I'm having a behavior I don't exactly know how to modify. I'm testing the s3 Kafka sync connector and I have very little data in my topics.
At the moment I can see that there is data in the topic by using the Kafka manager but my connector reads the data and never moves the off-set and also never pushes it to Kafka. In other topics this works but in this specific topic it does not. I think has something to do with the timeouts but I cannot find the correct configuration property to set so that the flush is a bit faster.
This are my configs:
curl -X PUT -s -o /dev/null -H ""Content-Type:application/json""

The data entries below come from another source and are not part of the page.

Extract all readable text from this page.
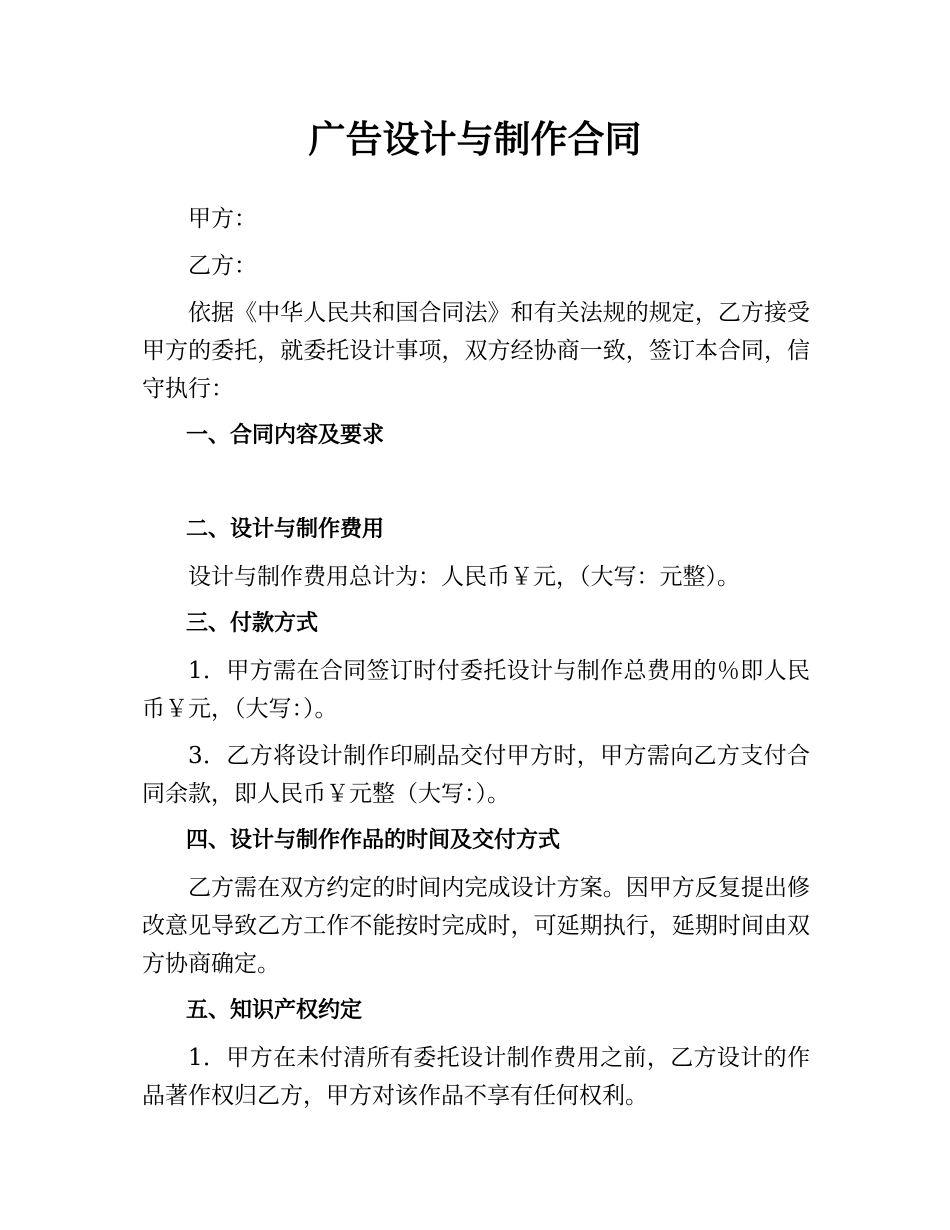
广告设计与制作合同

甲方：

乙方：

依据《中华人民共和国合同法》和有关法规的规定，乙方接受甲方的委托，就委托设计事项，双方经协商一致，签订本合同，信守执行：

一、合同内容及要求

二、设计与制作费用

设计与制作费用总计为：人民币￥元，（大写：元整）。

三、付款方式

1．甲方需在合同签订时付委托设计与制作总费用的％即人民币￥元，（大写：）。

3．乙方将设计制作印刷品交付甲方时，甲方需向乙方支付合同余款，即人民币￥元整（大写：）。

四、设计与制作作品的时间及交付方式

乙方需在双方约定的时间内完成设计方案。因甲方反复提出修改意见导致乙方工作不能按时完成时，可延期执行，延期时间由双方协商确定。

五、知识产权约定

1．甲方在未付清所有委托设计制作费用之前，乙方设计的作品著作权归乙方，甲方对该作品不享有任何权利。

http://localhost:$$CONNECT_REST_PORT/connectors/s3_connector_doc_cmg/config
\
-d '{
""connector.class"": ""io.confluent.connect.s3.S3SinkConnector"",
""storage.class"": ""io.confluent.connect.s3.storage.S3Storage"",
""s3.region"": ""us-east-1"",
""s3.bucket.name"": ""confluent-pipeline"",
""topics.dir"": ""topics"",
""topics"": ""com.acp.bde.doc_cmg"",
""flush.size"": ""25"",
""rotate.interval.ms"": ""5000"",
""auto.register.schemas"": ""false"",
""tasks.max"": ""1"",
""s3.part.size"": ""5242880"",
""timezone"": ""UTC"",
""parquet.codec"": ""snappy"",
""offset.flush.interval.ms"": ""5000"",
""offset.flush.timeout.ms"": ""1000"",
""s3.credentials.provider.class"": ""com.amazonaws.auth.DefaultAWSCredentialsProviderChain"",
""format.class"": ""io.confluent.connect.s3.format.avro.AvroFormat"",
""value.converter"": ""com.insight.connect.protobuf.ProtobufConverter"",
""key.converter"": ""org.apache.kafka.connect.storage.StringConverter"",
""partitioner.class"": ""io.confluent.connect.storage.partitioner.DailyPartitioner"",
""locale"": ""de-CH"",
""timezone"": ""Europe/Zurich"",
""store.url"": ""http://minio-server-svc:9000/""
}'"
And this is what I see in the log:
[2020-10-23 10:35:47,594] INFO Opening record writer for: topics/com.acp.bde.doc_cmg/year=2020/month=10/day=23/com.acp.bde.doc_cmg+1+0000000000.avro (io.confluent.connect.s3.format.avro.AvroRecordWriterProvider)
[2020-10-23 10:35:48,017] INFO Opening record writer for: topics/com.acp.bde.doc_cmg/year=2020/month=10/day=23/com.acp.bde.doc_cmg+3+0000000000.avro (io.confluent.connect.s3.format.avro.AvroRecordWriterProvider)
[2020-10-23 10:35:48,075] INFO Opening record writer for: topics/com.acp.bde.doc_cmg/year=2020/month=10/day=23/com.acp.bde.doc_cmg+2+0000000000.avro (io.confluent.connect.s3.format.avro.AvroRecordWriterProvider)
[2020-10-23 11:35:37,989] INFO [Worker clientId=connect-1, groupId=kafka-connect-01] Session key updated (org.apache.kafka.connect.runtime.distributed.DistributedHerder)
So they are open for almost 1h already and nothing really happens, I'm wondering if my configuration is totally bad or there is some property and configuration that I would need so this pushing of data is a bit faster.
UPDATE: I still don't have this properly fixed but it seems actually it's a lack of memory issue.
The program just gets stuck in this line this.buffer = ByteBuffer.allocate(this.partSize);
The part that bothers me is that it does not complain at all just stays there stuck. Should it not crash with a out of memory problem? Or should the memory not get freed a bit faster? Pretty much it can stay in that call for over 3 or 4 h without any feedback.
I still think probably something is off in my configuration but I have no idea what or where I should be looking at.